For cases of PII, simply delete the attachment or comment that contains PII within the issue tracker. If PII is contained in the text of the original description of the report, simply choose the Edit description option and remove any PII.

For cases in which we are just delaying public disclosure (such as when a security issue impacts other products or vendors), please use this label and set a date in the Next Action field so that disclosure can be re-evaluated at that time.
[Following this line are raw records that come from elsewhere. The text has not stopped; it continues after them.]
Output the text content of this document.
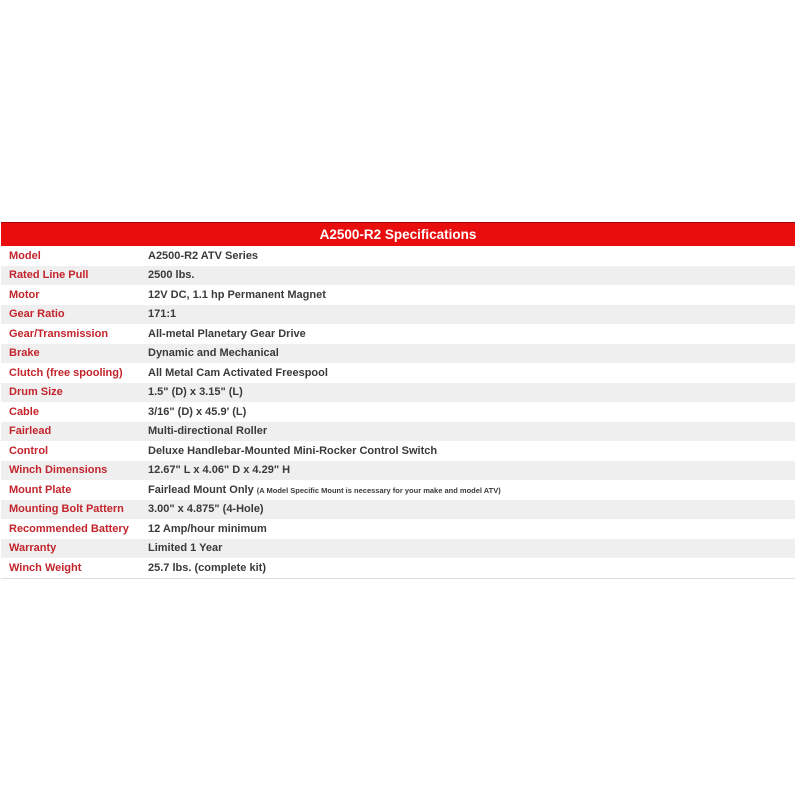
A2500-R2 Specifications
Model	A2500-R2 ATV Series
Rated Line Pull	2500 lbs.
Motor	12V DC, 1.1 hp Permanent Magnet
Gear Ratio	171:1
Gear/Transmission	All-metal Planetary Gear Drive
Brake	Dynamic and Mechanical
Clutch (free spooling)	All Metal Cam Activated Freespool
Drum Size	1.5" (D) x 3.15" (L)
Cable	3/16" (D) x 45.9' (L)
Fairlead	Multi-directional Roller
Control	Deluxe Handlebar-Mounted Mini-Rocker Control Switch
Winch Dimensions	12.67" L x 4.06" D x 4.29" H
Mount Plate	Fairlead Mount Only (A Model Specific Mount is necessary for your make and model ATV)
Mounting Bolt Pattern	3.00" x 4.875" (4-Hole)
Recommended Battery	12 Amp/hour minimum
Warranty	Limited 1 Year
Winch Weight	25.7 lbs. (complete kit)
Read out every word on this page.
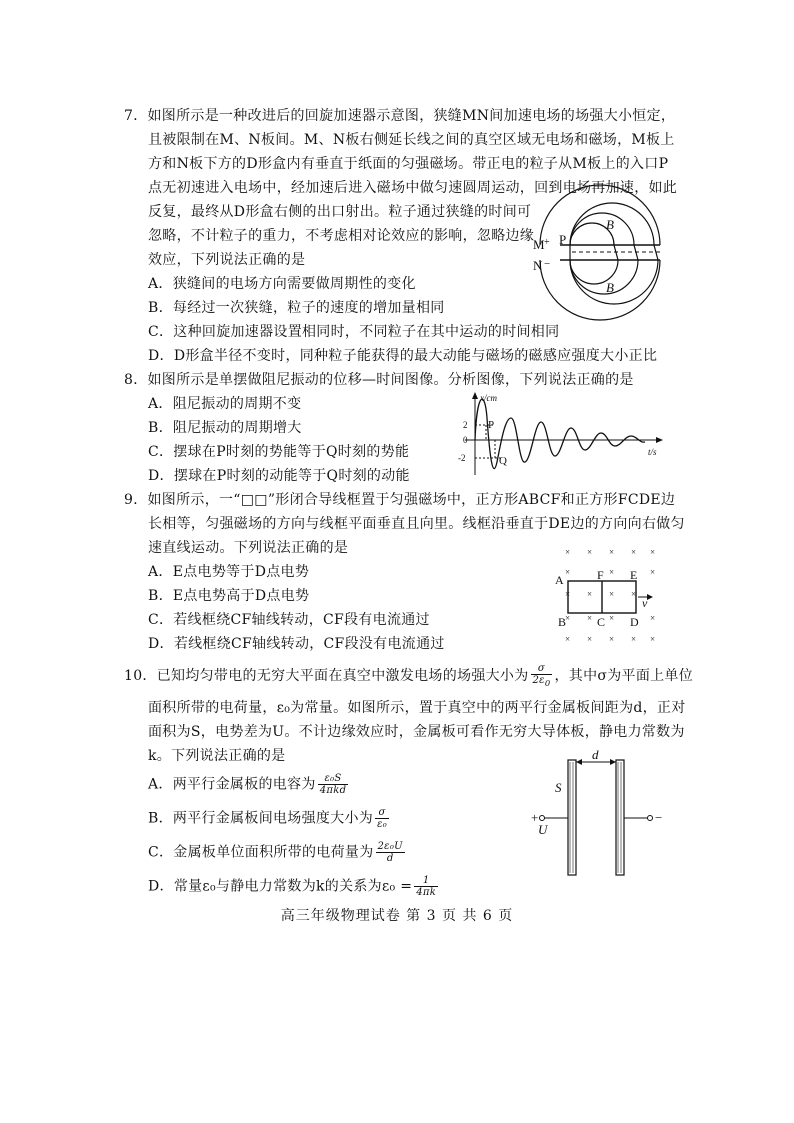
7．如图所示是一种改进后的回旋加速器示意图，狭缝MN间加速电场的场强大小恒定，
且被限制在M、N板间。M、N板右侧延长线之间的真空区域无电场和磁场，M板上
方和N板下方的D形盒内有垂直于纸面的匀强磁场。带正电的粒子从M板上的入口P
点无初速进入电场中，经加速后进入磁场中做匀速圆周运动，回到电场再加速，如此
反复，最终从D形盒右侧的出口射出。粒子通过狭缝的时间可
忽略，不计粒子的重力，不考虑相对论效应的影响，忽略边缘
效应，下列说法正确的是
A．狭缝间的电场方向需要做周期性的变化
B．每经过一次狭缝，粒子的速度的增加量相同
C．这种回旋加速器设置相同时，不同粒子在其中运动的时间相同
D．D形盒半径不变时，同种粒子能获得的最大动能与磁场的磁感应强度大小正比
B
B
M +
N −
P
8．如图所示是单摆做阻尼振动的位移—时间图像。分析图像，下列说法正确的是
A．阻尼振动的周期不变
B．阻尼振动的周期增大
C．摆球在P时刻的势能等于Q时刻的势能
D．摆球在P时刻的动能等于Q时刻的动能
x/cm
t/s
2
0
-2
P
Q
9．如图所示，一“□□”形闭合导线框置于匀强磁场中，正方形ABCF和正方形FCDE边
长相等，匀强磁场的方向与线框平面垂直且向里。线框沿垂直于DE边的方向向右做匀
速直线运动。下列说法正确的是
A．E点电势等于D点电势
B．E点电势高于D点电势
C．若线框绕CF轴线转动，CF段有电流通过
D．若线框绕CF轴线转动，CF段没有电流通过
× × × × ×
×	×	×
× × × ×
× × ×	×
× × × × ×
A	F E
B	C D
v
10．已知均匀带电的无穷大平面在真空中激发电场的场强大小为 $\frac{\sigma}{2\varepsilon_0}$ ，其中σ为平面上单位
面积所带的电荷量，ε₀为常量。如图所示，置于真空中的两平行金属板间距为d，正对
面积为S，电势差为U。不计边缘效应时，金属板可看作无穷大导体板，静电力常数为
k。下列说法正确的是
A．两平行金属板的电容为 $\frac{\text{ε₀S}}{\text{4πkd}}$
B．两平行金属板间电场强度大小为 $\frac{\sigma}{\text{ε₀}}$
C．金属板单位面积所带的电荷量为 $\frac{\text{2ε₀U}}{d}$
D．常量ε₀与静电力常数为k的关系为$\varepsilon_0 = \frac{1}{4\pi k}$
d
S
+	−
U
高三年级物理试卷 第 3 页 共 6 页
Protecting researcher identities

Many researchers report security issues under a pseudonym and from a specific email address pertaining to that pseudonym. Please do not refer to the researcher by the email username directly in any comments of the report. When reports are publicly disclosed, that becomes visible to all and we have to delete those comments to protect that information. To direct a comment at an external security researcher, please use “OP”, “reporter”, or "researcher”.
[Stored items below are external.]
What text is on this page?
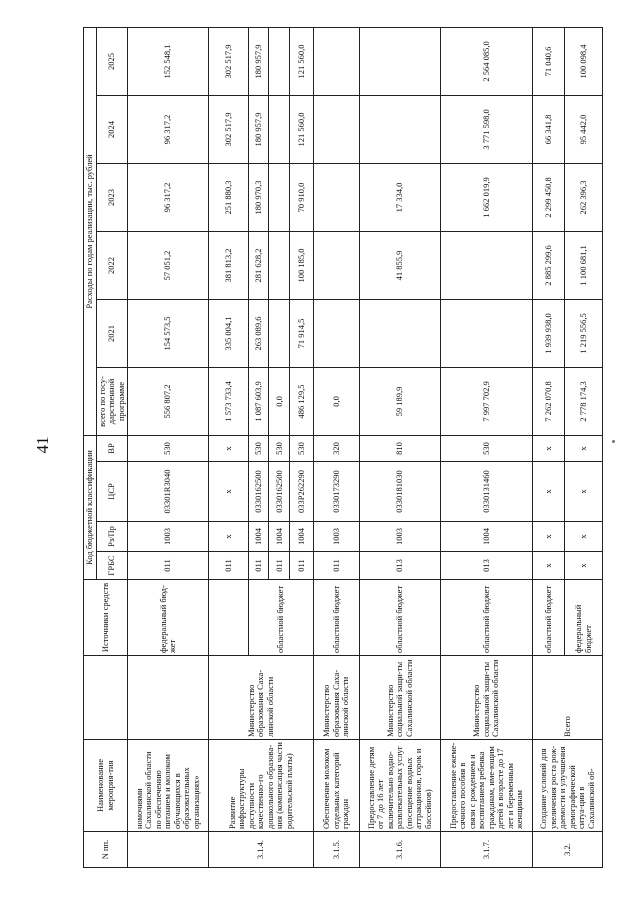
41
N пп.	Наименование мероприя-тия		Источники средств	Код бюджетной классификации				Расходы по годам реализации, тыс. рублей					
				ГРБС	Рз/Пр	ЦСР	ВР	всего по госу-дарственной программе	2021	2022	2023	2024	2025
	номочиями Сахалинской области по обеспечению питанием и молоком обучающихся в образовательных организациях»		федеральный бюд-жет	011	1003	03301R3040	530	556 807,2	154 573,5	57 051,2	96 317,2	96 317,2	152 548,1
3.1.4.	Развитие инфраструктуры доступности качественно-го дошкольного образова-ния (компенсация части родительской платы)	Министерство образования Саха-линской области		011	x	x	x	1 573 733,4	335 004,1	381 813,2	251 880,3	302 517,9	302 517,9
			областной бюджет	011	1004	0330162500	530	1 087 603,9	263 089,6	281 628,2	180 970,3	180 957,9	180 957,9
				011	1004	0330162500	530	0,0					
				011	1004	033P262290	530	486 129,5	71 914,5	100 185,0	70 910,0	121 560,0	121 560,0
3.1.5.	Обеспечение молоком отдельных категорий граждан	Министерство образования Саха-линской области	областной бюджет	011	1003	0330173290	320	0,0					
3.1.6.	Предоставление детям от 7 до 16 лет включительно водно-развлекательных услуг (посещение водных аттракционов, горок и бассейнов)	Министерство социальной защи-ты Сахалинской области	областной бюджет	013	1003	0330181030	810	59 189,9		41 855,9	17 334,0		
3.1.7.	Предоставление ежеме-сячного пособия в связи с рождением и воспитанием ребенка гражданам, име-ющим детей в возрасте до 17 лет и беременным женщинам	Министерство социальной защи-ты Сахалинской области	областной бюджет	013	1004	0330131460	530	7 997 702,9			1 662 019,9	3 771 598,0	2 564 085,0
3.2.	Создание условий для увеличения роста рож-даемости и улучшения демографической ситуа-ции в Сахалинской об-	Всего	областной бюджет	x	x	x	x	7 262 070,8	1 939 938,0	2 885 299,6	2 299 450,8	66 341,8	71 040,6
			федеральный бюджет	x	x	x	x	2 778 174,3	1 219 556,5	1 100 681,1	262 396,3	95 442,0	100 098,4
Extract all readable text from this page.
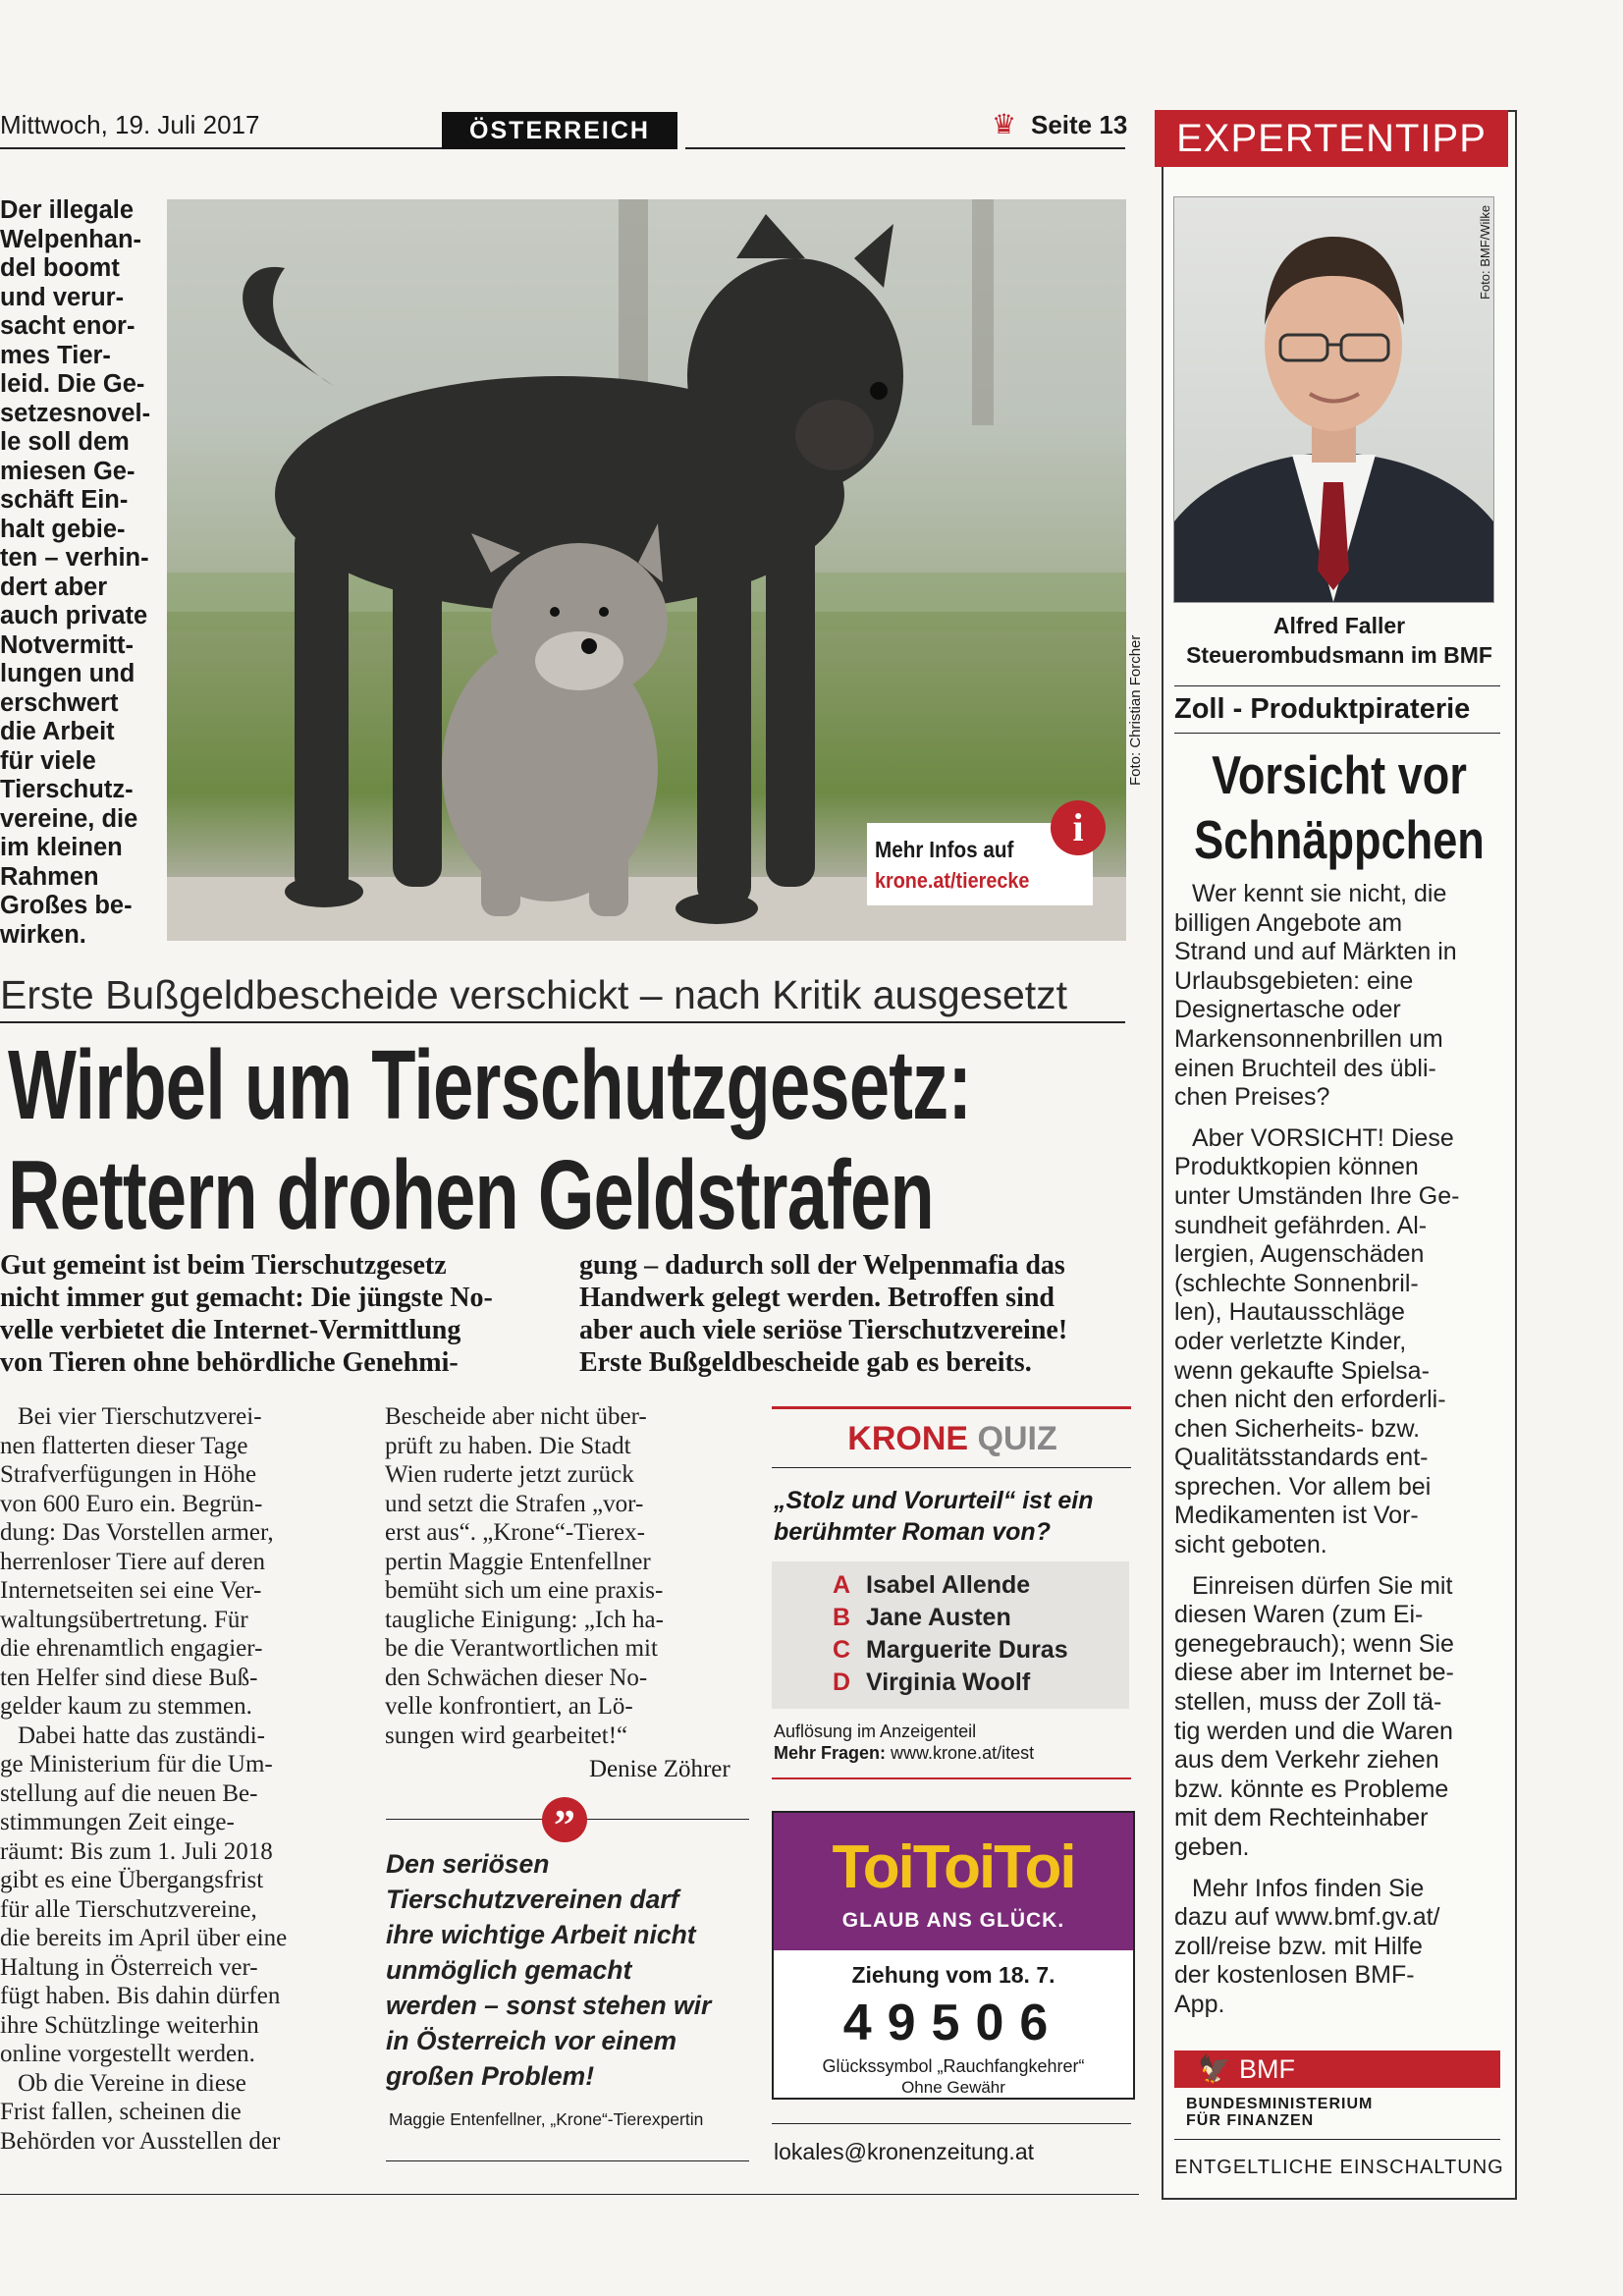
Mittwoch, 19. Juli 2017	ÖSTERREICH	♛ Seite 13
Der illegale
Welpenhan-
del boomt
und verur-
sacht enor-
mes Tier-
leid. Die Ge-
setzesnovel-
le soll dem
miesen Ge-
schäft Ein-
halt gebie-
ten – verhin-
dert aber
auch private
Notvermitt-
lungen und
erschwert
die Arbeit
für viele
Tierschutz-
vereine, die
im kleinen
Rahmen
Großes be-
wirken.
Foto: Christian Forcher
Mehr Infos auf
krone.at/tierecke
i
Erste Bußgeldbescheide verschickt – nach Kritik ausgesetzt
Wirbel um Tierschutzgesetz:
Rettern drohen Geldstrafen
Gut gemeint ist beim Tierschutzgesetz
nicht immer gut gemacht: Die jüngste No-
velle verbietet die Internet-Vermittlung
von Tieren ohne behördliche Genehmi-
gung – dadurch soll der Welpenmafia das
Handwerk gelegt werden. Betroffen sind
aber auch viele seriöse Tierschutzvereine!
Erste Bußgeldbescheide gab es bereits.
Bei vier Tierschutzverei-
nen flatterten dieser Tage
Strafverfügungen in Höhe
von 600 Euro ein. Begrün-
dung: Das Vorstellen armer,
herrenloser Tiere auf deren
Internetseiten sei eine Ver-
waltungsübertretung. Für
die ehrenamtlich engagier-
ten Helfer sind diese Buß-
gelder kaum zu stemmen.
Dabei hatte das zuständi-
ge Ministerium für die Um-
stellung auf die neuen Be-
stimmungen Zeit einge-
räumt: Bis zum 1. Juli 2018
gibt es eine Übergangsfrist
für alle Tierschutzvereine,
die bereits im April über eine
Haltung in Österreich ver-
fügt haben. Bis dahin dürfen
ihre Schützlinge weiterhin
online vorgestellt werden.
Ob die Vereine in diese
Frist fallen, scheinen die
Behörden vor Ausstellen der
Bescheide aber nicht über-
prüft zu haben. Die Stadt
Wien ruderte jetzt zurück
und setzt die Strafen „vor-
erst aus“. „Krone“-Tierex-
pertin Maggie Entenfellner
bemüht sich um eine praxis-
taugliche Einigung: „Ich ha-
be die Verantwortlichen mit
den Schwächen dieser No-
velle konfrontiert, an Lö-
sungen wird gearbeitet!“
Denise Zöhrer
”
Den seriösen
Tierschutzvereinen darf
ihre wichtige Arbeit nicht
unmöglich gemacht
werden – sonst stehen wir
in Österreich vor einem
großen Problem!
Maggie Entenfellner, „Krone“-Tierexpertin
KRONE QUIZ
„Stolz und Vorurteil“ ist ein
berühmter Roman von?
A Isabel Allende
B Jane Austen
C Marguerite Duras
D Virginia Woolf
Auflösung im Anzeigenteil
Mehr Fragen: www.krone.at/itest
ToiToiToi
GLAUB ANS GLÜCK.
Ziehung vom 18. 7.
49506
Glückssymbol „Rauchfangkehrer“
Ohne Gewähr
lokales@kronenzeitung.at
EXPERTENTIPP
Foto: BMF/Wilke
Alfred Faller
Steuerombudsmann im BMF
Zoll - Produktpiraterie
Vorsicht vor
Schnäppchen
Wer kennt sie nicht, die
billigen Angebote am
Strand und auf Märkten in
Urlaubsgebieten: eine
Designertasche oder
Markensonnenbrillen um
einen Bruchteil des übli-
chen Preises?
Aber VORSICHT! Diese
Produktkopien können
unter Umständen Ihre Ge-
sundheit gefährden. Al-
lergien, Augenschäden
(schlechte Sonnenbril-
len), Hautausschläge
oder verletzte Kinder,
wenn gekaufte Spielsa-
chen nicht den erforderli-
chen Sicherheits- bzw.
Qualitätsstandards ent-
sprechen. Vor allem bei
Medikamenten ist Vor-
sicht geboten.
Einreisen dürfen Sie mit
diesen Waren (zum Ei-
genegebrauch); wenn Sie
diese aber im Internet be-
stellen, muss der Zoll tä-
tig werden und die Waren
aus dem Verkehr ziehen
bzw. könnte es Probleme
mit dem Rechteinhaber
geben.
Mehr Infos finden Sie
dazu auf www.bmf.gv.at/
zoll/reise bzw. mit Hilfe
der kostenlosen BMF-
App.
🦅 BMF
BUNDESMINISTERIUM
FÜR FINANZEN
ENTGELTLICHE EINSCHALTUNG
Deleted Reports / Issues Marked as Spam or Abuse

You may come across some reports in the security bug triage queue with a red banner, “The issue has been deleted. Reason: ABUSE,” this is generally due to the overactive spam filtering in the issue tracker. Just click Undelete in the right side of the banner, and triage the report as you normally would.

Shepherding Scheduling

  • Current Shepherds
  • Rotation schedule
  • If you're a Shepherd, you should get a calendar invite. Please accept it to acknowledge your upcoming shepherding duty.
  • If you need to swap shifts, ask around for a volunteer and then just update the rotation sheet and wait 10 minutes for the calendar invites to be updated.

Incident response

Sometimes you’ll need to handle a security emergency, such as a critical severity bug or bug known or under active exploitation in the wild. In such cases:

  • As soon as possible, reach out to the Shepherds chat for a Chrome Security Incident Responder, so they can take on IR Commander responsibilities.
  • Sometimes features can be switched off using feature flags – for example in permissions. Check with the engineer if that is a possibility in the case of this issue.

That‘s a lot of stuff! You have this resource and your peers to lean on for questions and expertise. Hopefully this doc helps. You’re gonna do great!